Lundi 9 décembre 2019
Pourquoi l’Algérie doit changer de logiciel économique
A la crise politique en Algérie s’ajoute une situation économique préoccupante. Toujours très dépendant des aléas des prix du gaz et du pétrole, le modèle algérien est au bout du rouleau.
L’économie algérienne est malade de sa mono-industrie, presque exclusivement tournée vers l’exploitation des réserves gazières et pétrolières. Malade également de sa nomenklatura politico-militaire corrompue qui confisque une partie de cette rente pétrolière. L’Algérie se classe pourtant dans le top 10 des producteurs mondiaux de gaz et est le 3e producteur africain de pétrole. Les hydrocarbures représentent aujourd’hui encore 95% des recettes d’exportation et 65% du budget de l’Etat.
Captation de la rente pétrolière
Au lendemain de l’indépendance (1962), avec l’aide de Moscou, Alger se lance dans l’édification d’une économie « socialiste » dirigiste, basée sur l’industrie lourde (sidérurgie, cimenteries, pétrole, gaz). Avec les mêmes travers que l’Union soviétique : économie bureaucratique, caractérisée par une faible efficacité, une faible innovation technologique et un secteur public hypertrophié. En 1984, celui-ci représentait 73% de l’emploi total.
Au nom de l’industrialisation, le pays a sacrifié au passage son agriculture, collectivisant les terres, avec pour conséquences une chute de la production et une forte dépendance alimentaire. Laquelle se poursuit aujourd’hui, puisque le pays importe la moitié de ses besoins en la matière.

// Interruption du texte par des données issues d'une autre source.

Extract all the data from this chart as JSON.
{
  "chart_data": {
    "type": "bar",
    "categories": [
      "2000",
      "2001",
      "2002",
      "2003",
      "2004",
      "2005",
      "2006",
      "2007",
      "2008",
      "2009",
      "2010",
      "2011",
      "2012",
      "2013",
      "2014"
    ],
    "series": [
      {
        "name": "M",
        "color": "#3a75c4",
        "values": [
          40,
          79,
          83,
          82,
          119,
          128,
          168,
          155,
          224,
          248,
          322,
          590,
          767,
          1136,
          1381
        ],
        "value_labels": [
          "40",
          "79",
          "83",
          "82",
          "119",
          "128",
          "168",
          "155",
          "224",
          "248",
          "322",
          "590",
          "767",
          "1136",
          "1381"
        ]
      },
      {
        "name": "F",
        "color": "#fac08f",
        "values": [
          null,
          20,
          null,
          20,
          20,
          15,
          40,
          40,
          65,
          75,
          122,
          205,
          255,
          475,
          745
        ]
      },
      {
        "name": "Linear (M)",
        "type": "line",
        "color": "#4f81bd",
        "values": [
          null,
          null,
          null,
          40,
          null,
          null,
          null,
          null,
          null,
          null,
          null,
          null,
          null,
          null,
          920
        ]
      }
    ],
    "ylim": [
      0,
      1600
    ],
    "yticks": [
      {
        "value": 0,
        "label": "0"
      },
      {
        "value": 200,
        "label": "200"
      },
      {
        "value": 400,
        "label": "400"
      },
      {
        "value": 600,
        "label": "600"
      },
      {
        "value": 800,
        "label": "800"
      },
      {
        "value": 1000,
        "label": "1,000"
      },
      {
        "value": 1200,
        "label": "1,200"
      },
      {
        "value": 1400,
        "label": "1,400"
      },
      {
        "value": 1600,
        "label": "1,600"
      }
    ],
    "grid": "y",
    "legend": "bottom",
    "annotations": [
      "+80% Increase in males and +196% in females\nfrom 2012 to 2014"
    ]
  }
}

Une économie spécialisée dans les seules matières premières se heurte à des variations importantes des cours. Si les revenus du gaz sont hauts, ils permettent de subventionner les produits de base, les logements, l’école et la santé (gratuite), les routes et les trains avec un certain succès. Mais lorsque la conjoncture se retourne, comme c’est le cas depuis 2015, alors rien ne va plus. C’est la malédiction qui a frappé le Venezuela, pays gangréné par la mauvaise gestion et la corruption, qui touche également l’Algérie où une oligarchie issue de l’armée et du Front de libération nationale (FLN) capte une grande partie de la rente pétrolière. Une partie de la population pense que les dignitaires algériens cachent leur argent à l’étranger.
Une libéralisation de façade
Face aux limites de l’économie étatisée, le régime a amorcé un timide tournant dans les années 80 en libéralisant et en diversifiant l’activité. 700 000 hectares de terres sont ainsi repassés au secteur privé, mais tout cela a été très insuffisant.
La « fausse » libéralisation des années 1980-90, après l’échec du socialisme, n’a pas permis l’émergence d’une véritable diversité économique. Ainsi, cette ouverture n’a profité qu’à quelques oligarques, proches du pouvoir, qui se sont partagés les secteurs d’importation, au détriment d’une véritable concurrence. En d’autres termes, on a remplacé des monopoles publics par des monopoles privés. Ces arrangements empêchent l’émergence d’entreprises privées réellement indépendantes, en dehors des milieux d’affaires liés au pouvoir.
Le Conseil national des investissements (CNI) exige, par exemple, que 51% du capital des sociétés créées soient détenus par l’Etat algérien, ce qui a refroidi les investisseurs. D’autant que l’Etat peut s’opposer à une transaction en se positionnant prioritairement sur le rachat. Ces mesures anéantissent les flux d’investissements étrangers, déjà affectés par un taux de change (dinar/euro) chaotique.
L’Algérie pourrait également s’ouvrir au tourisme, mais cela voudrait dire plus de transparence et de liberté. Le tourisme est souvent un vecteur d’ouverture aux idées nouvelles.
Une pseudo opération anti-corruption
La situation économique est encore aggravée par l’actuelle paralysie politique et par les dizaines de patrons emprisonnés, en raison d’une campagne anti-corruption menée à la va-vite pour calmer l’opinion. Avec, pour conséquence, une baisse d’activité d’au moins 30% dans les secteurs clés du bâtiment et des travaux publics. Les commandes publiques tournent au ralenti avec des risques importants de faillites et des milliers d’emplois menacés.
Longtemps, la rente pétrolière et gazière a permis de masquer les problèmes et de calmer l’opinion par une certaine redistribution sociale. Mais pour combien de temps encore ? Avec un pétrole à 60 dollars, les caisses de l’Etat algérien se vident à grande vitesse. Le gaz russe, qui monte en puissance en Europe, représente une menace pour le gaz algérien. Sans parler de l’après-pétrole, qui arrivera nécessairement… 58 ans après l’indépendance du pays, l’Algérie a besoin de changer de logiciel politique et économique.